Zum Inhalt springen

Automobilindustrie Schweizer Autozulieferer leiden – nicht nur wegen Corona

Die Pandemie hat auch die Autozulieferer getroffen. Und das mitten im Wandel zu E-Autos und anderen Antriebsmodellen.

2020 war kein gutes Jahr für die Automobilbranche. Wegen der Pandemie und Lieferengpässen gingen die Autoverkäufe deutlich zurück. Das hat auch die Schweizer Zulieferfirmen getroffen. Einige dieser Unternehmen haben die letzten Tage ihre Geschäftsabschlüsse präsentiert und geben sich zuversichtlich, dass sich der Markt wieder erholt.

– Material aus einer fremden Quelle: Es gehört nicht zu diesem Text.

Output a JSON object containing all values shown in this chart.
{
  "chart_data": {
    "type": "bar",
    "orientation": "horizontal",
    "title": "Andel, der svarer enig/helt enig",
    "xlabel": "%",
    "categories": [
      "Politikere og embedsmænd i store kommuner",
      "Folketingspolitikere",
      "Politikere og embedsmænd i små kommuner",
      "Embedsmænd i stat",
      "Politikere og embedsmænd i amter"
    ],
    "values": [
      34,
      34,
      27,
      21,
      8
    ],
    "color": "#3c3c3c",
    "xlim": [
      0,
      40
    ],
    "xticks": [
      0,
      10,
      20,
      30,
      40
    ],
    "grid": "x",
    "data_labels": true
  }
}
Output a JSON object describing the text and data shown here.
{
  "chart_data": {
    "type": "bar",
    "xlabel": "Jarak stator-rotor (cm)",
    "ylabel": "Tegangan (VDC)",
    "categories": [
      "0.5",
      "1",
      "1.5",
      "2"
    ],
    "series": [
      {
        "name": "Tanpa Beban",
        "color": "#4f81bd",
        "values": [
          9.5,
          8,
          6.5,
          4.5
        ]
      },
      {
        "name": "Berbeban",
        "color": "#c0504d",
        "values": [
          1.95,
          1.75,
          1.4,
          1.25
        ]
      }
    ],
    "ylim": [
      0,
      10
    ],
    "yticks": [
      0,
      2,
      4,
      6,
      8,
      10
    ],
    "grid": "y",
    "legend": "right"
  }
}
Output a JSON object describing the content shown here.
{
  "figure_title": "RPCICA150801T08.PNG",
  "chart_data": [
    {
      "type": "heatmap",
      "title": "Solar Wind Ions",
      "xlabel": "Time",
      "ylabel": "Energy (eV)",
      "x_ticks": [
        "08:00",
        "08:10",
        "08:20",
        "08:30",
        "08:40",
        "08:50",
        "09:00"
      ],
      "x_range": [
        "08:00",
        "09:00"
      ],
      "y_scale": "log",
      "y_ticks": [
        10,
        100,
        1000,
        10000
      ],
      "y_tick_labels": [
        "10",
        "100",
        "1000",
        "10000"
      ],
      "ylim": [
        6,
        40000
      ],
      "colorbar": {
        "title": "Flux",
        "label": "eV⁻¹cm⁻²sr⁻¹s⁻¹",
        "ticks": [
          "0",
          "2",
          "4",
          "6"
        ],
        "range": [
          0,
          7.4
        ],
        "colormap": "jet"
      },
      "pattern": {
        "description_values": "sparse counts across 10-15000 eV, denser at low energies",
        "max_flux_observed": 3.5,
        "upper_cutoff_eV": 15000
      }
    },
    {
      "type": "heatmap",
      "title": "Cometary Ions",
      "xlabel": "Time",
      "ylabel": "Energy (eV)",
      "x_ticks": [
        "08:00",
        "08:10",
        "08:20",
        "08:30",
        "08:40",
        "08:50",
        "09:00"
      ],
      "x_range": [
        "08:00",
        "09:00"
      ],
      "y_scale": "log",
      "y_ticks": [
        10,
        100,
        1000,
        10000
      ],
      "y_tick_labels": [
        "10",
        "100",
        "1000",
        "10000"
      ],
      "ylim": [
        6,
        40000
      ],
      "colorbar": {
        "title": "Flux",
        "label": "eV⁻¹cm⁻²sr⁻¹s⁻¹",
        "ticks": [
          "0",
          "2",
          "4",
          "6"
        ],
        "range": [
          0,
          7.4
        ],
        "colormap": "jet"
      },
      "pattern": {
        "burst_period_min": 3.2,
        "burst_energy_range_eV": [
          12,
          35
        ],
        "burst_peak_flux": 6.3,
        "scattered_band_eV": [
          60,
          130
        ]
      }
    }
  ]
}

Allein in Europa wurde 2020 rund ein Viertel weniger neue Autos zugelassen. Die Entwicklung letzten Monate allerdings stimmen Auto-Zulieferer wie Georg Fischer, Autoneum oder Feintool wieder zuversichtlicher. Das haben sie diese Woche bei der Präsentation ihrer Geschäftszahlen verkündet.

Erholung in USA und Europa langsamer

Die Lage habe sich tatsächlich entspannt, sagt Anja Schulze, Leiterin des Swiss Center of Automotive Research der Universität Zürich. Die Erholung sei aber nicht überall gleich zu spüren.

«Es ist abhängig davon, in welche Märkte die Firmen liefern. China hat viel schneller wieder angezogen als die Lieferketten in Europa oder Nordamerika», sagt Schulze. Und wo sich die Wirtschaft erhole, gebe es auch Personen und Unternehmen, die wieder Autos kaufen.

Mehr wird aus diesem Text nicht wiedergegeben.